To get their results, the team from the University of Cambridge, reanalyzed data available from 436 infants born at term, confirming their findings in a second cohort of 925 pregnancies.
From their analysis, the researchers estimate that placental GBS was associated with a two- to three-fold increased risk of neonatal unit admission, with one in 200 babies admitted with sepsis associated with GBS.
This is almost 10 times the previously estimated amount.
The clinical assessment of these babies using the current diagnostic testing identified GBS in less than one in five of these cases.
In the UK only a minority of pregnant women are tested for GBS, as doctors only obtain samples from women experiencing complications, or with other risk factors.
“In the UK, we’ve traditionally not screened mothers for GBS, but our findings – that significantly more newborns are admitted to the neonatal unit as a result of GBS-related sepsis than was previously thought – profoundly changes the risk/benefit balance of universal screening,” said Dr. Francesca Gaccioli.

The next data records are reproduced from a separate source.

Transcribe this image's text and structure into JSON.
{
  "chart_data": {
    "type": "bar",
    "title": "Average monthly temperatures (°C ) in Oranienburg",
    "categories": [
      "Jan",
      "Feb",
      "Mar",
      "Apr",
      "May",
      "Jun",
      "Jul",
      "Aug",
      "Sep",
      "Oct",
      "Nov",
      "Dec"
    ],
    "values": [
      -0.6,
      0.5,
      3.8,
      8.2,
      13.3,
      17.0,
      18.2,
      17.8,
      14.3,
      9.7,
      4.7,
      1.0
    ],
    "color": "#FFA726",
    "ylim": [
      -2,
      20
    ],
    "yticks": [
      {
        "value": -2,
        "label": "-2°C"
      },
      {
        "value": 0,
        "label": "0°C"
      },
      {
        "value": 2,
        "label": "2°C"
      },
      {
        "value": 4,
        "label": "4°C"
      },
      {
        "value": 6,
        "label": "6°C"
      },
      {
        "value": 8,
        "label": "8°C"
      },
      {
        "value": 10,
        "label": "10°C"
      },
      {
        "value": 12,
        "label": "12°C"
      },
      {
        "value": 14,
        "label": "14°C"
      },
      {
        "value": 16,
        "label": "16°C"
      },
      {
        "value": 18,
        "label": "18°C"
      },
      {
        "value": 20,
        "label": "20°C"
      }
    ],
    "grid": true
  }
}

In an attempt to solve this problem, the team has created a PCR test that will use small amounts of DNA to check for GBS.
“Using this new test, we now realize that the clinically detected cases of GBS may represent the tip of the iceberg of complications arising from this infection,” said Professor Gordon Smith.
“We hope that the ultra-sensitive test developed by our team might lead to viable point-of-care testing to inform immediate neonatal care.”